Why It Matters to You

A bell-to-bell ban changes more than what happens during your class period; it changes lunch, hallway transitions, and the moments between bells where students have historically self-regulated with a phone instead of with each other. If your school is moving toward this model, the open question is not whether students will comply during instruction, since most already do, but what replaces the phone during the unstructured minutes a full-day ban also covers.

Why This Matters
Utah's move from a class-time restriction to a full bell-to-bell policy in a single legislative cycle shows how fast the policy floor is rising nationally.
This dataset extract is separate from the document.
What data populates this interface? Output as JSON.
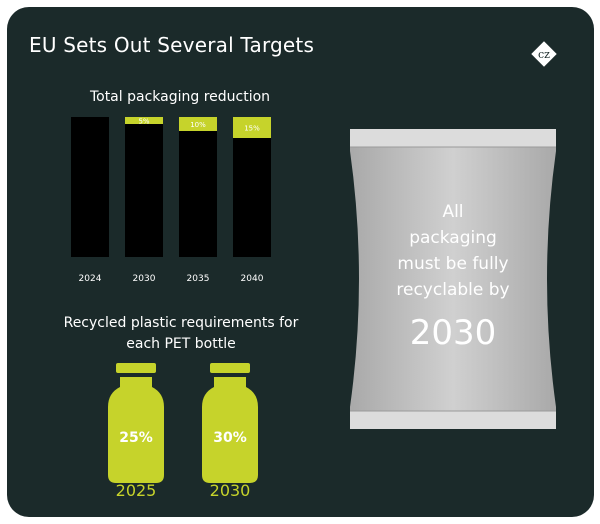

A district policy that looked strict eighteen months ago may already be the most permissive option on the table.
Around the Corner
Watch how Utah enforces the gap between its default bell-to-bell ban and the looser opt-out it allows individual schools and districts to choose instead; that gap is where implementation problems are most likely to surface first.
Sources: Deseret News, June 15, 2026; KSL, June 15, 2026
The Bottom Line — Three Things for a High-Agency Professional
1 Before your district signs its next AI vendor contract, ask what happens to the money and the data if the company folds. That is the exact failure that turned LAUSD's six-million-dollar chatbot deal into a federal investigation and a superintendent's resignation.
2 Read AI-generated writing feedback with the same scrutiny you would give a substitute teacher's comments. Stanford's "Marked Pedagogies" study found the feedback itself changes when a student's race, gender, or disability status shows up in the prompt, even when the writing does not.
3 If your school is moving toward a bell-to-bell phone policy like Utah's, plan for what replaces the phone during lunch and hallway transitions, not just during class. That unstructured time is where Utah's law, and most ban debates, actually get tested.